When you have individual-level utilities, each respondent’s personal choice can be predicted using a what-if (market) simulator. We’ve found that different price slopes per brand/SKU often are represented quite well in choice simulator output when using HB with just main effects models. If studying 30 SKUs, 5 price points, and the None, an HB model that estimates 30+5+1 main effect utilities often is enough…without having to estimate the 30x5 additional interaction terms. How is that possible?
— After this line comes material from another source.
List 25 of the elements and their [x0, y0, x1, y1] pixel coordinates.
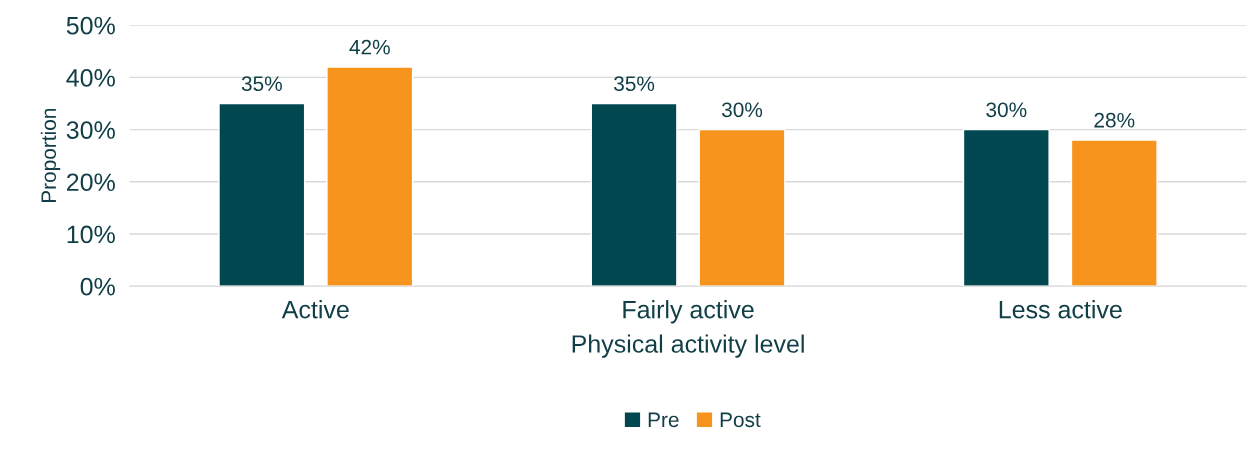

Let’s imagine we’re studying choice of wine, where our CBC experiment involves premium and discount wines. Also imagine that half of the respondents are price sensitive and often choose the discount wines at lower prices, whereas the other half of respondents are less price sensitive and often choose the premium wines at the higher prices. If we estimate a main effects model using HB, for each respondent we’ll obtain utilities for the wine SKUs and the independent effect (utility) of price. It won’t surprise us to find that the same people who are discount brand choosers also tend to be more price sensitive than those who are premium brand choosers.
Now, we place the respondent utilities (again, just main effects) in a choice simulator. Imagine we create a base case where the discount brands are set at lower prices and the premium brands at higher prices. Take a discount brand and raise or lower its price, and the people voting for that discount brand are likely to change their vote to another discount brand or to the None alternative. The simulated price curves for discount brands have relatively steep slopes. The opposite occurs for premium brands, leading to flatter price curves. Without formally including an interaction term for brand and price, the large differences in price sensitivity between discount and premium brands may indeed be reflected in the individual-level choice simulator. And, it owes principally to HB's ability to capture the patterns of price sensitivity across people with different tastes.
Modeling heterogeneity of tastes via HB also allows other interaction effects involving other attributes to naturally occur (via default main effects models) in choice simulator analysis. For example, the same people who tend to favor sports cars also tend to like having those cars in red, etc.
But, don’t get lazy! We’ve seen some CBC data sets where this heterogeneity of tastes explanation for interaction effects cannot fully account for differing price sensitivities across brands/SKUs, so sometimes the basic HB main effects model won’t entirely do the job. Then, we rely on limited interaction effects or we try grouping SKUs into similar “tiers” for which we can estimate alternative-specific price effects common to the SKUs in each tier.